La frase es del Quijote y de Cervantes, aunque es este quien la escribió; adjudico la cita al personaje de ficción, que es lo más frecuente, y al autor de la ficción más reconocida de la historia, porque hoy la existencia de Don Quijote es más fuerte y verdadera, aunque naciera fingida, que la de Don Miguel, que la narró fingiendo, que es la función de la literatura, donde tal vez su mayor expresión sea el teatro; sabemos que los actores fingen, pero si creemos que son falsos, no funciona la magia por más luces y artificios que la vistan.

El término quijotesco es muchísimo más popular que cervantino. Ser un quijote es una frase que todo el mundo entiende y de la que se puede jactar; ser un Cervantes es una aspiración que pocos pretenden y de la que muy pocos se pueden jactar.

A don Augusto Roa Bastos, lector infatigable de Don Quijote de la Mancha y reconocido discípulo de Don Miguel de Cervantes, le gustaba hablar de historias fingidas y establecer esa relación estrecha entre palabra y realidad que debe existir incluso en las historias más ficticias... y en las más reales.

Yo el Supremo sufrió, hace 40 años, poco antes de su publicación el 27 de junio de 1974, una última postergación, cuando ya los medios anunciaban un boom, después de publicar varios avances de la obra; Roa tuvo una duda, ya embrujado en el soñar mitológico en que la diferencia entre ficción y realidad se había perdido. En el apéndice que abre el final de la obra, “Los restos del Supremo”, transcribe una convocatoria a historiadores para “iniciar las gestiones tendientes a recuperar los restos mortales del Supremo Dictador y restituir al patrimonio nacional esas sagradas reliquias”. Ocupa varias páginas con opiniones de historiadores con nombres y apellidos reales que se lanzaron a esa aventura. Era real.

Un libro “real”

Entre la historia fingida y la historia que se presupone real, tuvo la duda de si mantener el capítulo o eliminarlo. Paró la impresora y se puso a releer el texto. Lo acompañé en ese momento crucial de la corrección, con la desesperación de los editores. Al final mantuvo el informe real cargado de absurda ficción, la convocatoria del ministro del Interior de Alfredo Stroessner, Édgar L. Ynsfrán, un maestro en fingir conspiraciones, a los historiadores paraguayos en la suprema tarea de recuperar los restos del Supremo. El libro existe: titulado Los restos mortales del doctor José Gaspar Rodríguez de Francia, publicado en junio de 1962, y los textos que se transcriben son fragmentos del original.

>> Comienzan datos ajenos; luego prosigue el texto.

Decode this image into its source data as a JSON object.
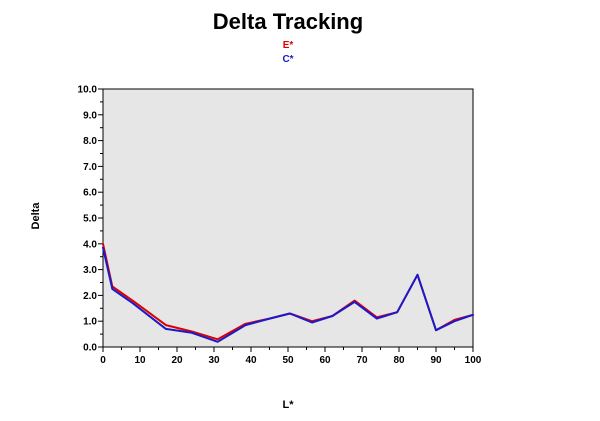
{
  "chart_data": {
    "type": "line",
    "title": "Delta Tracking",
    "xlabel": "L*",
    "ylabel": "Delta",
    "xlim": [
      0,
      100
    ],
    "ylim": [
      0,
      10
    ],
    "x_ticks": [
      "0",
      "10",
      "20",
      "30",
      "40",
      "50",
      "60",
      "70",
      "80",
      "90",
      "100"
    ],
    "y_ticks": [
      "0.0",
      "1.0",
      "2.0",
      "3.0",
      "4.0",
      "5.0",
      "6.0",
      "7.0",
      "8.0",
      "9.0",
      "10.0"
    ],
    "grid": false,
    "legend_position": "top-center",
    "background": "#e6e6e6",
    "series": [
      {
        "name": "E*",
        "color": "#dd0000",
        "points": [
          [
            0,
            4.0
          ],
          [
            2.5,
            2.35
          ],
          [
            8,
            1.8
          ],
          [
            17,
            0.85
          ],
          [
            24,
            0.6
          ],
          [
            31,
            0.3
          ],
          [
            38.5,
            0.9
          ],
          [
            45,
            1.1
          ],
          [
            50.5,
            1.3
          ],
          [
            56.5,
            1.0
          ],
          [
            62,
            1.2
          ],
          [
            68,
            1.8
          ],
          [
            74,
            1.15
          ],
          [
            79.5,
            1.35
          ],
          [
            85,
            2.8
          ],
          [
            90,
            0.65
          ],
          [
            95,
            1.05
          ],
          [
            100,
            1.25
          ]
        ]
      },
      {
        "name": "C*",
        "color": "#1a1acc",
        "points": [
          [
            0,
            3.85
          ],
          [
            2.5,
            2.25
          ],
          [
            8,
            1.7
          ],
          [
            17,
            0.7
          ],
          [
            24,
            0.55
          ],
          [
            31,
            0.2
          ],
          [
            38.5,
            0.85
          ],
          [
            45,
            1.1
          ],
          [
            50.5,
            1.3
          ],
          [
            56.5,
            0.95
          ],
          [
            62,
            1.2
          ],
          [
            68,
            1.75
          ],
          [
            74,
            1.1
          ],
          [
            79.5,
            1.35
          ],
          [
            85,
            2.8
          ],
          [
            90,
            0.65
          ],
          [
            95,
            1.0
          ],
          [
            100,
            1.25
          ]
        ]
      }
    ]
  }
}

Al final, mantuvo el texto real en medio de los textos fingidos. Ninguno de los amigos argentinos que seguían de cerca este acontecimiento, que fue histórico en el mundo editorial iberoamericano, creía que ese capítulo no era ficción.

La realidad entraba en la ficción por el absurdo total sin necesidad de fingir. A veces, la realidad es más fingida que la ficción.

Lo decía Roa, palabra y realidad.

Platón, en el capítulo XXI de La República, plantea socráticamente una interrogación sobre la verdad y la falsedad, cuando interroga si se puede justificar la mentira; y responde “es útil a las leyendas mitológicas... cuando desconociendo la verdad de los hechos antiguos, transformamos lo falso en lo más semejante a lo verdadero”.

Es la mejor definición de la literatura de ficción que conozco.

La secuencia más disparatadamente fingida de El Supremo es justamente la más real, si entendemos realidad como la que registra documentalmente la historia, y ficción como lo que excava en sus profundidades.